I asked Rick Perry’s spokesman if the campaign is offering clarification of his widely discussed suggestion yesterday that Texas would offer some “real ugly” frontier justice to Fed chairman Ben Bernanke if he were to print money between now and election day.

The spokesman, Mark Miner, emailed me this:

The Governor was expressing his frustration with the current economic situation and the out of control spending that persists in Washington. Most Americans would agree that spending more money is not the answer to the economic issues facing the country.

The important thing here is that this is the Perry camp’s official considered response — and he is not disavowing the implied threat in his original remarks.
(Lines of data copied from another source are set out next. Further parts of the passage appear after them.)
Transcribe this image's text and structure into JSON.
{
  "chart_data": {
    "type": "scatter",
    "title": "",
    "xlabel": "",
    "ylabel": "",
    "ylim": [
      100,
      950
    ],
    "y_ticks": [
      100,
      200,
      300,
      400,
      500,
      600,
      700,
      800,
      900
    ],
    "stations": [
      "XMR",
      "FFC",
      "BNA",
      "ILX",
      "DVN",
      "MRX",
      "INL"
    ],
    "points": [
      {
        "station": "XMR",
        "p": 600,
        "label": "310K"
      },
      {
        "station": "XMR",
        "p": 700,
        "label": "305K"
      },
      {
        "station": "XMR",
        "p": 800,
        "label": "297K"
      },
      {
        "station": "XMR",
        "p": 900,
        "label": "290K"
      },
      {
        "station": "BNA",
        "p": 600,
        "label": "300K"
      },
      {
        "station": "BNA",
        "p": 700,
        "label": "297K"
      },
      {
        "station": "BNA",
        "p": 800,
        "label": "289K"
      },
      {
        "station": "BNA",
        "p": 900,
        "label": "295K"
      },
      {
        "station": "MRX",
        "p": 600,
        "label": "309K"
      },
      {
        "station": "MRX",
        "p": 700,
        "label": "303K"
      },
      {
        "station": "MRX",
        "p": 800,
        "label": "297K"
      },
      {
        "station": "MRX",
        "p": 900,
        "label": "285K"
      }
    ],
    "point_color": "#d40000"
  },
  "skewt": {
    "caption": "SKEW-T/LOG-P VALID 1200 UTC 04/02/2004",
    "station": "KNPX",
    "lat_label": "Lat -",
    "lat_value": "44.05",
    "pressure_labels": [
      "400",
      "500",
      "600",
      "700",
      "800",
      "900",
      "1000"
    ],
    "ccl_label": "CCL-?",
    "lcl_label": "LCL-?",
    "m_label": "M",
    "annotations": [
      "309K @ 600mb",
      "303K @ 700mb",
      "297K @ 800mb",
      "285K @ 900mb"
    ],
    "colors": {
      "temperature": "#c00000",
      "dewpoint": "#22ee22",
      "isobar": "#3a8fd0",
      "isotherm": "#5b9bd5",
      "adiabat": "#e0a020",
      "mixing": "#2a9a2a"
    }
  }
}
Instead, the campaign’s position seems to be that this was a legitimate expression of “frustration” with runaway Washington spending — one that other Americans surely share.

This statement is similiar to another one given to the New York Times this morning, which described Perry as “passionate” about controling federal finances, but that statement was given to the paper in an interview, whereas this latest one from Miner looks like the campaign’s official elaborated response.

As a substantive matter, the Fed isn’t responsible for the “out of control spending that persists in Washington.” But such nuance has no place in the context of GOP primary politics. Spending and debt have merely become catch-alls that can be invoked by GOP candidates in order to make all manner of political and policy points. Thus Michele Bachmann can campaign against raising the debt ceiling and point to it as proof of her commitment to reining in federal spending. And Perry can conflate the Fed printing more money with generic out of control Big Government Liberalism.

I don’t believe that Perry was threatening actual violence towards Bernanke. But as even conservative writers like Philip Klein note, this kind of shoot-from-the-hip cowboy campaigning risks raising real questions about Perry’s fitness for the campaign and for the presidency itself. You’d think it would be incumbent on the campaign to disavow the threat of violence, even if it’s only an implied one. With GOP establishment figures like Karl Rove now claiming that the Perry moment was “not presidential,” you’d think the Perry camp would disavow the implied threat, if only to quiet concerns about his viability as a candidate.

But the campaign isn’t disavowing it. Which raises the ugly question of whether Perry and his advisers think an implied threat directed towards pointy-headed Washington monetary bureaucrats — and the liberal and media backlash it has provoked — could actually help him among GOP primary voters. And who knows — it very well may.

UPDATE: In a follow up question, I asked Perry spokesman Miner directly what Perry meant when he talked about Texas getting “ugly” with Bernanke. He replied:

“That the country is frustrated and the policies coming out of Washington appear to be making things worse.”